There is no one accepted recipe for sangría. Rather, it is a home-made concoction with one or two key features. Firstly its base 
liquid is wine. Whether this is red or white, it’s a staple and most often than not it’s red wine that will be used.

Secondly, it has a fruity flavour. Jugs of sangría and large glasses are usually decked with some floating fruit which not only improves the taste but adds to its exotic appearance. Fruit juice might be added to increase the flavour and to dilute the alcohol a little. To make the drink sweeter, sugar may have been included.

Other than that, the ingredients vary but usually consist of a spirit of some kind such as brandy or rum. You can expect there to be some ‘fizz’ in there somewhere – anything from lemonade to champagne. But be warned, the carbon dioxide can disguise its alcoholic strength which is likely to be between 4.5% and 12% volume.

Even with this approximate guide to what sangría might contain, there are variations. For example, a clarea will be made with white wine and might also have cava or even cider in it. You can order sangría in a jug, which is usually specially designed for the drink with a lip that prevents the fruit from tumbling into your glass. However, it’s not uncommon to have the option of ordering just a glass, but watch out – it’s usually a large one.

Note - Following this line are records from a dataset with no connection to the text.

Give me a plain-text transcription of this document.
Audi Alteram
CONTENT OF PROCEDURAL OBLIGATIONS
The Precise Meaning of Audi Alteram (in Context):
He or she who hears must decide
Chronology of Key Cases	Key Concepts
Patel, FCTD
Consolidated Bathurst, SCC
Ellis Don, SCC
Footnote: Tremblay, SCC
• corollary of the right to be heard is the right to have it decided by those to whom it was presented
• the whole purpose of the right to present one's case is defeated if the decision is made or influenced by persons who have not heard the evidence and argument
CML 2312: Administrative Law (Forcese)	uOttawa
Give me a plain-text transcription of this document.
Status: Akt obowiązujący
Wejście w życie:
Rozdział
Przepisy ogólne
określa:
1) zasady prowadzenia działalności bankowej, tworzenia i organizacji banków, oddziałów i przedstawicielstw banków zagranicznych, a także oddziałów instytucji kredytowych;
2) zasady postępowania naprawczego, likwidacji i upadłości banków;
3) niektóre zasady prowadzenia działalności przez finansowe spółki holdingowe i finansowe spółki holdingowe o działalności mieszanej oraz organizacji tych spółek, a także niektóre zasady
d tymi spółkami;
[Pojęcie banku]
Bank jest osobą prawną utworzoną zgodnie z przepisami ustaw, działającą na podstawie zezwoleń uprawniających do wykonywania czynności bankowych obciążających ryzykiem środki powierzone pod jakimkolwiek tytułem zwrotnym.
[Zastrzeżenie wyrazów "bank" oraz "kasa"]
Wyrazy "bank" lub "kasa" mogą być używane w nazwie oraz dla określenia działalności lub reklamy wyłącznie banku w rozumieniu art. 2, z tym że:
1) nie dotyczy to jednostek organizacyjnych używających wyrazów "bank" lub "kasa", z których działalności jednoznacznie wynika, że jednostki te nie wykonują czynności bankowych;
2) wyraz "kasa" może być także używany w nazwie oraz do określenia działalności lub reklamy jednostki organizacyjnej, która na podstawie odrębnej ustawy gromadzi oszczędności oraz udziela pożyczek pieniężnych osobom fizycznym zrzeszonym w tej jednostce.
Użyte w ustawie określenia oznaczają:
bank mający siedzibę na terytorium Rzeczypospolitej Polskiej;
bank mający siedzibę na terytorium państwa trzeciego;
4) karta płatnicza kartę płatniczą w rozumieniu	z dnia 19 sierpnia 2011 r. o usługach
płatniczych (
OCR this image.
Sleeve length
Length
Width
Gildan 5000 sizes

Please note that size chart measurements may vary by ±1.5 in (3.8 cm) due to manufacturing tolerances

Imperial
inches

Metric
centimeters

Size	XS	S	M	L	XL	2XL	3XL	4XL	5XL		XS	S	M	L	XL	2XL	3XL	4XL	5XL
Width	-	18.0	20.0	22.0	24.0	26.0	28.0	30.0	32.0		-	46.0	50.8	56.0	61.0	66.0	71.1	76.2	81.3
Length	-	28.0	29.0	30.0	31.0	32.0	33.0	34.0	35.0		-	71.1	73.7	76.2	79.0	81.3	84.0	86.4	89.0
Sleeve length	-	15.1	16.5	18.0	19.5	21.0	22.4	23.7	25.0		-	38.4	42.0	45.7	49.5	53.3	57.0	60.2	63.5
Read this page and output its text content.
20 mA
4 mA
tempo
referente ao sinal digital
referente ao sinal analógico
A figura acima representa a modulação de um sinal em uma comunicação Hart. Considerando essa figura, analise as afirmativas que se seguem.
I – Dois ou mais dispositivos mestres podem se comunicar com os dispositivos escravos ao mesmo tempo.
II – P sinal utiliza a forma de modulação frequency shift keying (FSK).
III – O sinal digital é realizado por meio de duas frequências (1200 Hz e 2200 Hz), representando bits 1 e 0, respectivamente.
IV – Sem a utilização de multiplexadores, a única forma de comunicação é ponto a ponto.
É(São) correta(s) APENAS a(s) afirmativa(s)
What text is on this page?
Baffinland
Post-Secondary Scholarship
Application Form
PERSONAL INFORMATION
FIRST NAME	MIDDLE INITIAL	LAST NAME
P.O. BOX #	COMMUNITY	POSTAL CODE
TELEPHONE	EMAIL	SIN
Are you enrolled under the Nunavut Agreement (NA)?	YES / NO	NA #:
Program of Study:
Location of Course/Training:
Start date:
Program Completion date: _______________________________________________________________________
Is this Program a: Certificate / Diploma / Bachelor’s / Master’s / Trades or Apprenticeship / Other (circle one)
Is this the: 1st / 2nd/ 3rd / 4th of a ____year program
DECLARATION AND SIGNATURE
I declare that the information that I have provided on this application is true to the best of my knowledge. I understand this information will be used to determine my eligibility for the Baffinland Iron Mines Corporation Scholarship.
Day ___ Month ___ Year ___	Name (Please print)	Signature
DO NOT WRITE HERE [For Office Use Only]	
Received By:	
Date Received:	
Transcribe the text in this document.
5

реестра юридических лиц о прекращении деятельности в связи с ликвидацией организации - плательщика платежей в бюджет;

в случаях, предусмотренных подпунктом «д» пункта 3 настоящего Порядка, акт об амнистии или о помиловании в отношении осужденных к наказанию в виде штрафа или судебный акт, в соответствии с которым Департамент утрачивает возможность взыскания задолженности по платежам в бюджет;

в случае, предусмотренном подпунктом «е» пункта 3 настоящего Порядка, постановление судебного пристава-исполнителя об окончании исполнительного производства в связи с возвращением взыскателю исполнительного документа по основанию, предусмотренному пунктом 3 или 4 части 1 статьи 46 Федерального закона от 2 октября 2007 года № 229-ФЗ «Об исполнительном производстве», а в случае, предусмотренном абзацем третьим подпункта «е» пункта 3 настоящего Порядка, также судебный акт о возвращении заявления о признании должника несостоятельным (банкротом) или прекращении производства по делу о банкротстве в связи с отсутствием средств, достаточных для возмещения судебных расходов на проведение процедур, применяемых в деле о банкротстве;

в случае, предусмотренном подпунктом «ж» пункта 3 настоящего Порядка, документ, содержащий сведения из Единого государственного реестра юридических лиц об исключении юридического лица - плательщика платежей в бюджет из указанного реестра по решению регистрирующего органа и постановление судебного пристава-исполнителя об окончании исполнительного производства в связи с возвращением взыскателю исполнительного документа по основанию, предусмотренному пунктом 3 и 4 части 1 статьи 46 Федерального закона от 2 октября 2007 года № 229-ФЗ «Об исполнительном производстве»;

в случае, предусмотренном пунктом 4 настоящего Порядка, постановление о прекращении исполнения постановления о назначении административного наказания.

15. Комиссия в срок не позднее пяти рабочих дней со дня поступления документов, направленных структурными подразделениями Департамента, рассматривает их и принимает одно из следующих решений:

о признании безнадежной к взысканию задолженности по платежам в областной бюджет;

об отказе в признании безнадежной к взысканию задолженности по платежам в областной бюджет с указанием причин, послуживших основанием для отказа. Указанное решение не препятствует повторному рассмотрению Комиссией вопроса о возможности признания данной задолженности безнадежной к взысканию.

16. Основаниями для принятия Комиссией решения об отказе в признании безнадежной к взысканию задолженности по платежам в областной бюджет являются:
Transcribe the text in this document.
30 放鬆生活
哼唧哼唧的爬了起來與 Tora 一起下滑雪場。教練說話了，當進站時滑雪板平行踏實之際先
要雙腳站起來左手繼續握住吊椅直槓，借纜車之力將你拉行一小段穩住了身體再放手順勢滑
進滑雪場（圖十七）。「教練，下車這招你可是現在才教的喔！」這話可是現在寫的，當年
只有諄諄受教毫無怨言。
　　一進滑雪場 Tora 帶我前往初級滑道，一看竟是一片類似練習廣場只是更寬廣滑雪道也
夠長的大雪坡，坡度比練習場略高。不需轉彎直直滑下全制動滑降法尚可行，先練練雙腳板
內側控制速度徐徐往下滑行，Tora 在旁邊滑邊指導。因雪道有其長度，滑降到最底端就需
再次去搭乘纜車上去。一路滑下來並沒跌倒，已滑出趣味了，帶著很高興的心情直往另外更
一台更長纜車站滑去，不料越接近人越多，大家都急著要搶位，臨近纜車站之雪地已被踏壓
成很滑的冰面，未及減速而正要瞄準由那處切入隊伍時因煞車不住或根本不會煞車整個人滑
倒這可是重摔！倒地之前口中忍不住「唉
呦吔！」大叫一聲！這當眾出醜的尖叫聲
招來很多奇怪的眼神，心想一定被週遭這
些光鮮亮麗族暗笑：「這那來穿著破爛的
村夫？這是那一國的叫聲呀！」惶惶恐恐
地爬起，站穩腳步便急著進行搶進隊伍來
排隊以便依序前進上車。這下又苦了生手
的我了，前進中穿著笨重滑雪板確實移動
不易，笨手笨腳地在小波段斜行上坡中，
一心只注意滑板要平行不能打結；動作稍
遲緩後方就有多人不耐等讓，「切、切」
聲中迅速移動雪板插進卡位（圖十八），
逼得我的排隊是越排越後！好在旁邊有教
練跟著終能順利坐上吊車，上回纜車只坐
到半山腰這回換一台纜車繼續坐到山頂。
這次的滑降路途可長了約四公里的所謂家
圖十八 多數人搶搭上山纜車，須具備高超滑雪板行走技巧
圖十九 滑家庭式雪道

Of course, sangría should be served chilled and is a perfect accompaniment to just about anything. As the cliché goes, it does work particularly well with paella but any tapas alongside and you’ll consider making Spain your home (if you haven’t done so already).

Where to find the best sangría

Finding the best sangría is largely a case of trial and error. You might ask before ordering, what ingredients go into making their ‘traditional sangría’ and base your decision on the answer you’re given. If you are very picky, then you will also want to know what make of red wine is being used. This is very much a matter of taste.

You should also be aware of sangría’s similarity to tinto verano. This is another popular drink, particularly in the summer and its 
name means summer red wine. It can have a very similar appearance to sangría but is made using sweetened soda water. There are occasions where one is passed off as the other; usually tinto verano masquerading as sangría.

Look online for recommendations and in most of the larger towns and cities you will find at least a few bars that are considered to be specialists, some even calling themselves sangría bars. Wherever you stop to take a drink, you can reflect on whether sangría deserves or not to be known as the favourite tipple in Spain.